How do I come up with character names?  I must admit that I don’t have many cogent, coherent things to say about the process because, for me, it’s largely intuitive.   Over the course of writing a book, I usually try on a number of names for my protagonist until one just seems to fit the character that’s on the page.

Sometimes I think a name is right for a character when I start a manuscript, but then the character morphs during the writing process.  There are actually quite a few variables when picking a name.  The first name has to sound good with the last name.  And you can’t have too many character names in a book that are too similar because that can confuse the reader.  You would think that naming the primary characters would be one of the more straightforward parts of writing a novel, but I always seem to struggle with it.

Since I don’t have a lot to say on this week's topic, and Bouchercon has just wrapped up in Cleveland, I’m going to cheat a bit by rerunning my post from last year on 9 things that you might overhear in the bar at Bouchercon (slightly updated).  I wish I could have been there, and I want to congratulate Criminal Mind emeritus Michael Wiley on his Shamus Award win for A Bad Night’s Sleep!

1. “My agent says that because my last book didn’t sell, I’m going to have to publish my next book under another name. In fact, it was so bad that she says that my wife and kids are going to have to change their names, too.”

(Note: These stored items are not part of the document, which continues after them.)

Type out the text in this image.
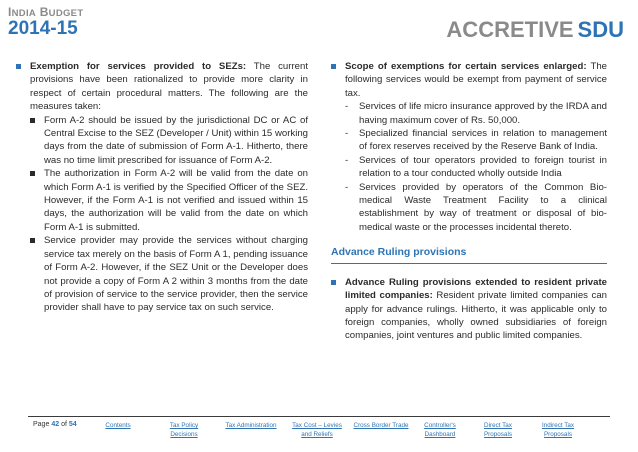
INDIA BUDGET
2014-15	ACCRETIVE SDU
Exemption for services provided to SEZs: The current provisions have been rationalized to provide more clarity in respect of certain procedural matters. The following are the measures taken:
Form A-2 should be issued by the jurisdictional DC or AC of Central Excise to the SEZ (Developer / Unit) within 15 working days from the date of submission of Form A-1. Hitherto, there was no time limit prescribed for issuance of Form A-2.
The authorization in Form A-2 will be valid from the date on which Form A-1 is verified by the Specified Officer of the SEZ. However, if the Form A-1 is not verified and issued within 15 days, the authorization will be valid from the date on which Form A-1 is submitted.
Service provider may provide the services without charging service tax merely on the basis of Form A 1, pending issuance of Form A-2. However, if the SEZ Unit or the Developer does not provide a copy of Form A 2 within 3 months from the date of provision of service to the service provider, then the service provider shall have to pay service tax on such service.
Scope of exemptions for certain services enlarged: The following services would be exempt from payment of service tax.
- Services of life micro insurance approved by the IRDA and having maximum cover of Rs. 50,000.
- Specialized financial services in relation to management of forex reserves received by the Reserve Bank of India.
- Services of tour operators provided to foreign tourist in relation to a tour conducted wholly outside India
- Services provided by operators of the Common Bio-medical Waste Treatment Facility to a clinical establishment by way of treatment or disposal of bio-medical waste or the processes incidental thereto.
Advance Ruling provisions
Advance Ruling provisions extended to resident private limited companies: Resident private limited companies can apply for advance rulings. Hitherto, it was applicable only to foreign companies, wholly owned subsidiaries of foreign companies, joint ventures and public limited companies.
Page 42 of 54	Contents	Tax Policy
Decisions
Tax Administration	Tax Cost – Levies
and Reliefs
Cross Border Trade	Controller's
Dashboard
Direct Tax
Proposals
Indirect Tax
Proposals
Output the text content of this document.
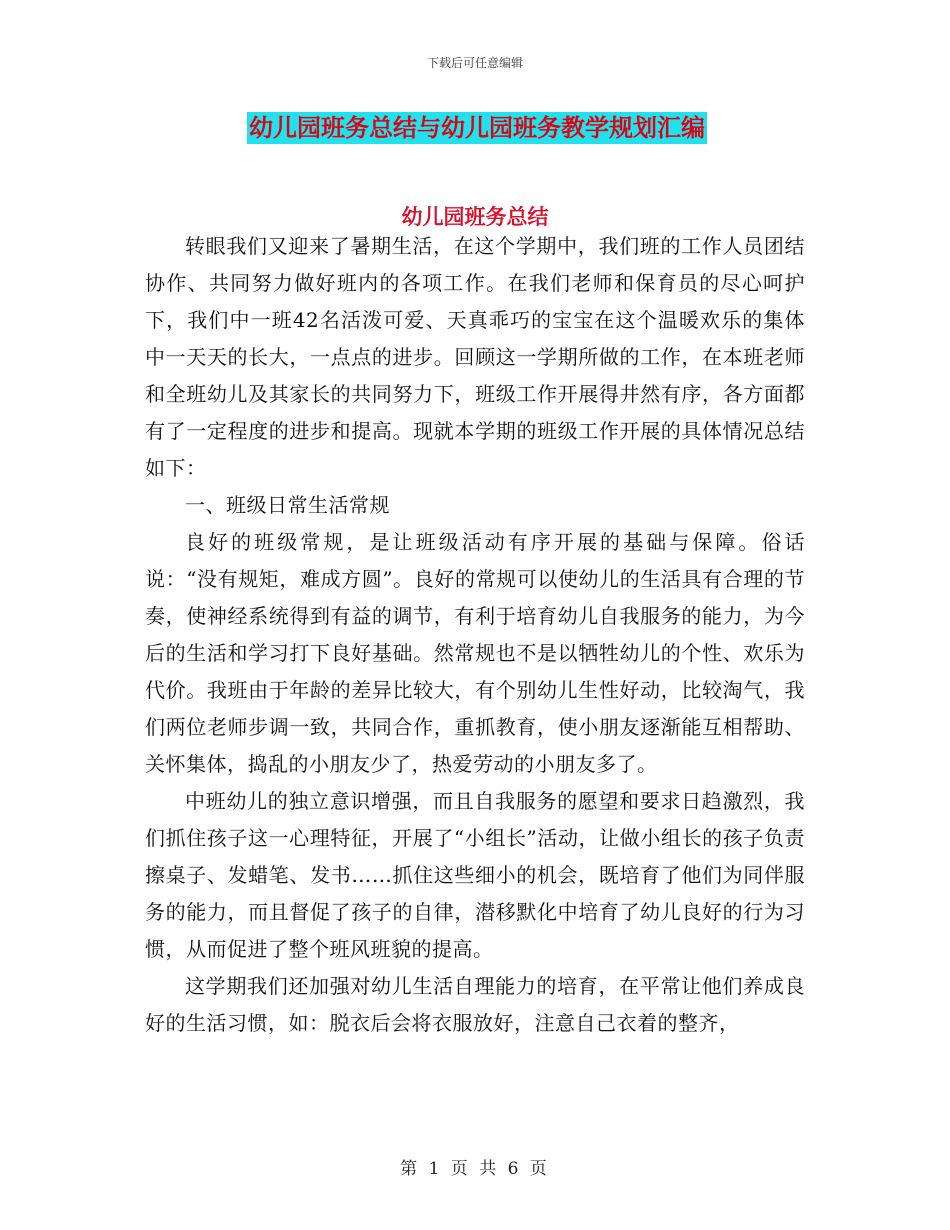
下载后可任意编辑
幼儿园班务总结与幼儿园班务教学规划汇编
幼儿园班务总结

转眼我们又迎来了暑期生活，在这个学期中，我们班的工作人员团结协作、共同努力做好班内的各项工作。在我们老师和保育员的尽心呵护下，我们中一班42名活泼可爱、天真乖巧的宝宝在这个温暖欢乐的集体中一天天的长大，一点点的进步。回顾这一学期所做的工作，在本班老师和全班幼儿及其家长的共同努力下，班级工作开展得井然有序，各方面都有了一定程度的进步和提高。现就本学期的班级工作开展的具体情况总结如下：

一、班级日常生活常规

良好的班级常规，是让班级活动有序开展的基础与保障。俗话说：“没有规矩，难成方圆”。良好的常规可以使幼儿的生活具有合理的节奏，使神经系统得到有益的调节，有利于培育幼儿自我服务的能力，为今后的生活和学习打下良好基础。然常规也不是以牺牲幼儿的个性、欢乐为代价。我班由于年龄的差异比较大，有个别幼儿生性好动，比较淘气，我们两位老师步调一致，共同合作，重抓教育，使小朋友逐渐能互相帮助、关怀集体，捣乱的小朋友少了，热爱劳动的小朋友多了。

中班幼儿的独立意识增强，而且自我服务的愿望和要求日趋激烈，我们抓住孩子这一心理特征，开展了“小组长”活动，让做小组长的孩子负责擦桌子、发蜡笔、发书……抓住这些细小的机会，既培育了他们为同伴服务的能力，而且督促了孩子的自律，潜移默化中培育了幼儿良好的行为习惯，从而促进了整个班风班貌的提高。

这学期我们还加强对幼儿生活自理能力的培育，在平常让他们养成良好的生活习惯，如：脱衣后会将衣服放好，注意自己衣着的整齐，

第 1 页 共 6 页
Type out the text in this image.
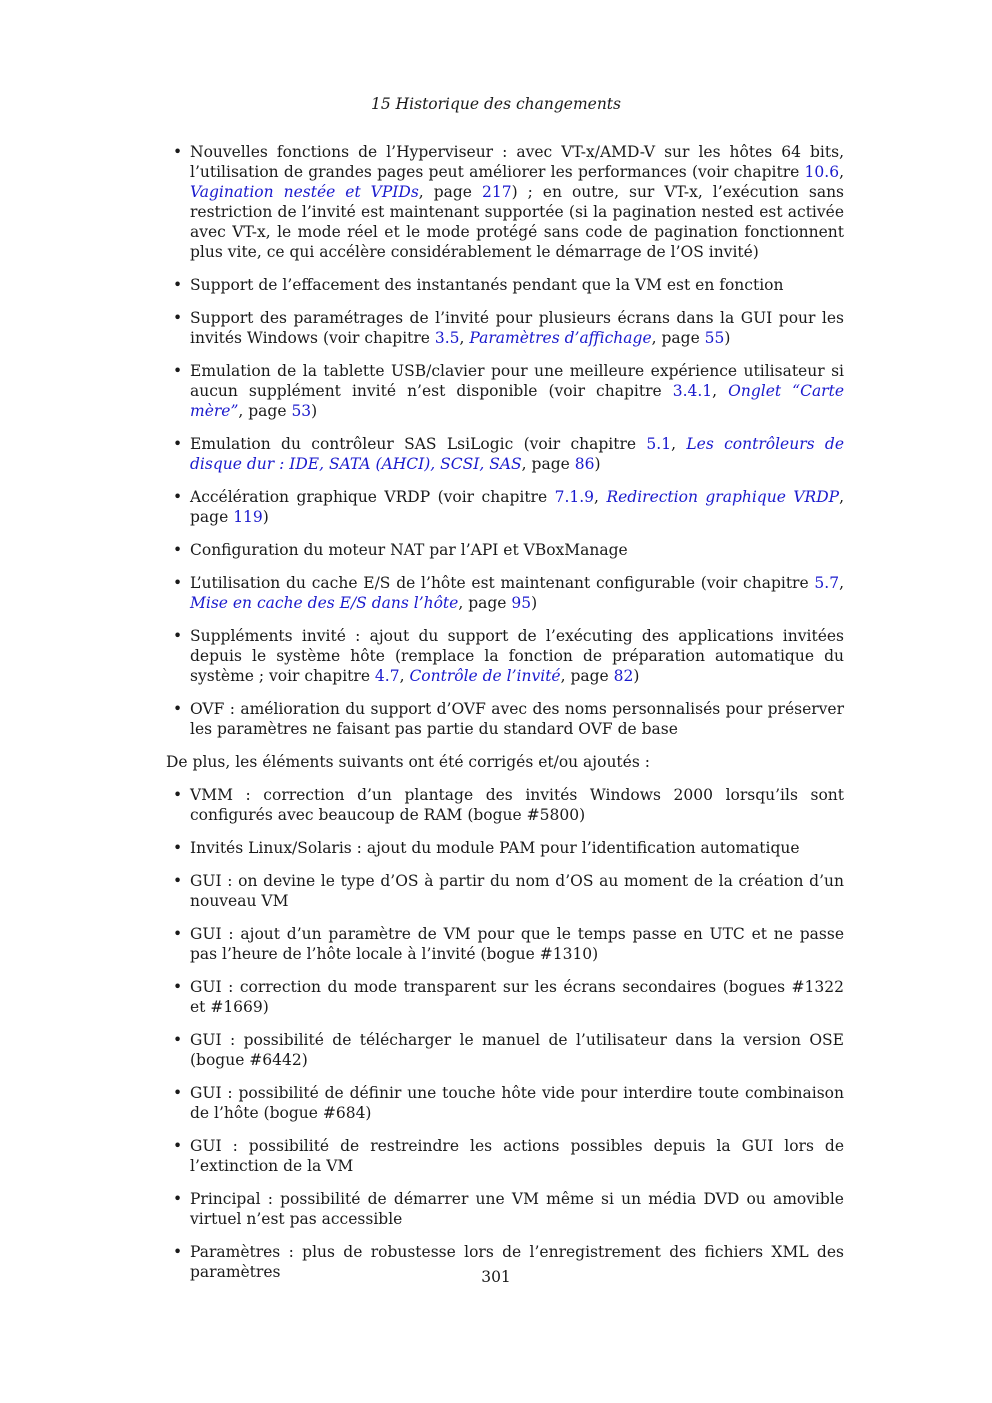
15 Historique des changements
• Nouvelles fonctions de l’Hyperviseur : avec VT-x/AMD-V sur les hôtes 64 bits, l’utilisation de grandes pages peut améliorer les performances (voir chapitre 10.6, Vagination nestée et VPIDs, page 217) ; en outre, sur VT-x, l’exécution sans restriction de l’invité est maintenant supportée (si la pagination nested est activée avec VT-x, le mode réel et le mode protégé sans code de pagination fonctionnent plus vite, ce qui accélère considérablement le démarrage de l’OS invité)
• Support de l’effacement des instantanés pendant que la VM est en fonction
• Support des paramétrages de l’invité pour plusieurs écrans dans la GUI pour les invités Windows (voir chapitre 3.5, Paramètres d’affichage, page 55)
• Emulation de la tablette USB/clavier pour une meilleure expérience utilisateur si aucun supplément invité n’est disponible (voir chapitre 3.4.1, Onglet “Carte mère”, page 53)
• Emulation du contrôleur SAS LsiLogic (voir chapitre 5.1, Les contrôleurs de disque dur : IDE, SATA (AHCI), SCSI, SAS, page 86)
• Accélération graphique VRDP (voir chapitre 7.1.9, Redirection graphique VRDP, page 119)
• Configuration du moteur NAT par l’API et VBoxManage
• L’utilisation du cache E/S de l’hôte est maintenant configurable (voir chapitre 5.7, Mise en cache des E/S dans l’hôte, page 95)
• Suppléments invité : ajout du support de l’exécuting des applications invitées depuis le système hôte (remplace la fonction de préparation automatique du système ; voir chapitre 4.7, Contrôle de l’invité, page 82)
• OVF : amélioration du support d’OVF avec des noms personnalisés pour préserver les paramètres ne faisant pas partie du standard OVF de base

De plus, les éléments suivants ont été corrigés et/ou ajoutés :

• VMM : correction d’un plantage des invités Windows 2000 lorsqu’ils sont configurés avec beaucoup de RAM (bogue #5800)
• Invités Linux/Solaris : ajout du module PAM pour l’identification automatique
• GUI : on devine le type d’OS à partir du nom d’OS au moment de la création d’un nouveau VM
• GUI : ajout d’un paramètre de VM pour que le temps passe en UTC et ne passe pas l’heure de l’hôte locale à l’invité (bogue #1310)
• GUI : correction du mode transparent sur les écrans secondaires (bogues #1322 et #1669)
• GUI : possibilité de télécharger le manuel de l’utilisateur dans la version OSE (bogue #6442)
• GUI : possibilité de définir une touche hôte vide pour interdire toute combinaison de l’hôte (bogue #684)
• GUI : possibilité de restreindre les actions possibles depuis la GUI lors de l’extinction de la VM
• Principal : possibilité de démarrer une VM même si un média DVD ou amovible virtuel n’est pas accessible
• Paramètres : plus de robustesse lors de l’enregistrement des fichiers XML des paramètres	301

2. “At every panel at Bouchercon, there’s always that one guy in the front row who wants to explain to everyone during the Q&A about how self-published e-books have killed traditional publishing. I know it’s not always the same person, but it feels like it’s the same person.”

3. “Forget biorhythms. I never feel better than when my Amazon rating spikes.”

4. “My next book is a stand-alone, but it could also be the first book in a series. It’s a mystery, but it has thriller, paranormal and dystopian elements. It’s the Swiss army knife of books.”

5. “See, it’s kind of like Strangers on a Train.  I’ll create sockpuppets for your book, and you create sockpuppets for mine.  It’s the perfect crime.”

6. “I’m writing a YA noir. With the economy and the environment in the toilet, kids are going to need to understand earlier than ever that life is bleak and unjust.”

7. “My cover art looks like it was drawn in poo on the bottom of the monkey cage at the zoo. And not by a smart, Rise of the Planet of the Apes monkey. No, I'm talking about the other monkeys.”

8. “For my next book, I’m doing a virtual book tour. I’m going virtually nowhere.”

9. “After four or five stiff drinks in the bar at Bouchercon, this whole publishing business starts to make sense to me."


Unknown said...

I especially love #9.

Reece said...

I hope we both make it to B'con next year, Sue Ann!

lil Gluckstern said...

I'm only a reader, but #9 makes real good sense to me. Anything logical is not comprehensible. My commiserations to those whom I read.

Reece said...

Hi Lil -- Even though we grouse a bit (or a lot, as the case may be), we're all very lucky to be writing and reaching readers.